Me pongo en pie con dificultad.

—Bueno, me lo he pasado muy bien. Intentad no cogeros nada.

—Y se va como un Drachenjäger. —Dano mira su cronómetro más nuevo y brillante. Este tiene rubíes incrustados en las manecillas—. Dos minutos clavados.

—¿Cuándo es el siguiente trabajo? —pregunta Cira.

—Sí, jefe —dice Dano—. ¿Cuándo es el siguiente trabajo? Cira tiene facturas que pagar.

Ella le hace la cruz y me mira con más desesperación de la que seguramente quiera mostrar. Es patético.

—¿Y bien? Tu hombre tiene otro trabajo, ¿verdad?

—Esta vez no. Hemos acabado.

—¿Qué quieres decir?

—Lo que he dicho.

Veo que la lluvia resbala por las ventanas, así que me subo el cuello de la chaqueta.

—Efraín —dice Volga en tono plañidero—, acabas de llegar, quédate a tomar algo. Podemos pedirte otra cosa.
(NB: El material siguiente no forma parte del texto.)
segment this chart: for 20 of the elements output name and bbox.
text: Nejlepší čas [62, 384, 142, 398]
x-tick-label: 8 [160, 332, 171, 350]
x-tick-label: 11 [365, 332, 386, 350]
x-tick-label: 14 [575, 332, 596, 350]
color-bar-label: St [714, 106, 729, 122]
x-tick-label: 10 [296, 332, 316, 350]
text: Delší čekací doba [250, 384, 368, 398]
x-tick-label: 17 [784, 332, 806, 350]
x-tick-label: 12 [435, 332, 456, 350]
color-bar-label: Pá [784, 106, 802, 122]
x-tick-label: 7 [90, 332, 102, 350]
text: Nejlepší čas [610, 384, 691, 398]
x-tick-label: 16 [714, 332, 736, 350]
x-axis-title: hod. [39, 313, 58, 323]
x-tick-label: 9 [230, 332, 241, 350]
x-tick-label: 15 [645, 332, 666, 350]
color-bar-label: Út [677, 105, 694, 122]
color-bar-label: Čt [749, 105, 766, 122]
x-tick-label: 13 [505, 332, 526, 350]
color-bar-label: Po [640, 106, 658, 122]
Levanta la mirada hacia mí con esos enormes ojos sombríos, y por un instante me lo planteo, hasta que oigo un revelador silencio entre los clientes y me vuelvo para ver a dos figuras imponentes que irrumpen desde el exterior a través de las puertas de metal del dirigible. Dorados. Llevan chaquetas negras con hombreras de la legión; sus hombros eclipsan la cabeza de los demás clientes del bar. Reconocen el bar con despreocupación y expresión arrogante y entonces uno de ellos se fija en la rosa de Dano y se encamina hacia la barra a grandes zancadas. El resto se aparta y él se presenta con toda tranquilidad. Lleva una insignia con un grifo de hierro en el pecho. La prole de Arcos. Dano baja la vista cuando la mano del dorado se acerca a la cintura de la rosa.

—Jefe... —dice mirándome con recelo.

Me doy cuenta de que estoy agarrando la empuñadura del arma que llevo debajo de la chaqueta.

Maldito áureo. Deberíamos haberlos eliminado a todos, o haberlos mandado al exilio en el Núcleo. Pero esa oportunidad se ha desvanecido. Todo por el esfuerzo bélico.

—Solo una copa, Efraín —insiste Volga con la misma voz de pena—. Será divertido. Podemos contarnos historias. Y compartir bromas, como hacen los amigos.

—¡Siempre es la misma historia!

Cuando salgo del dirigible en el graviascensor, la risa cálida de uno de los jóvenes dorados me persigue hasta la noche.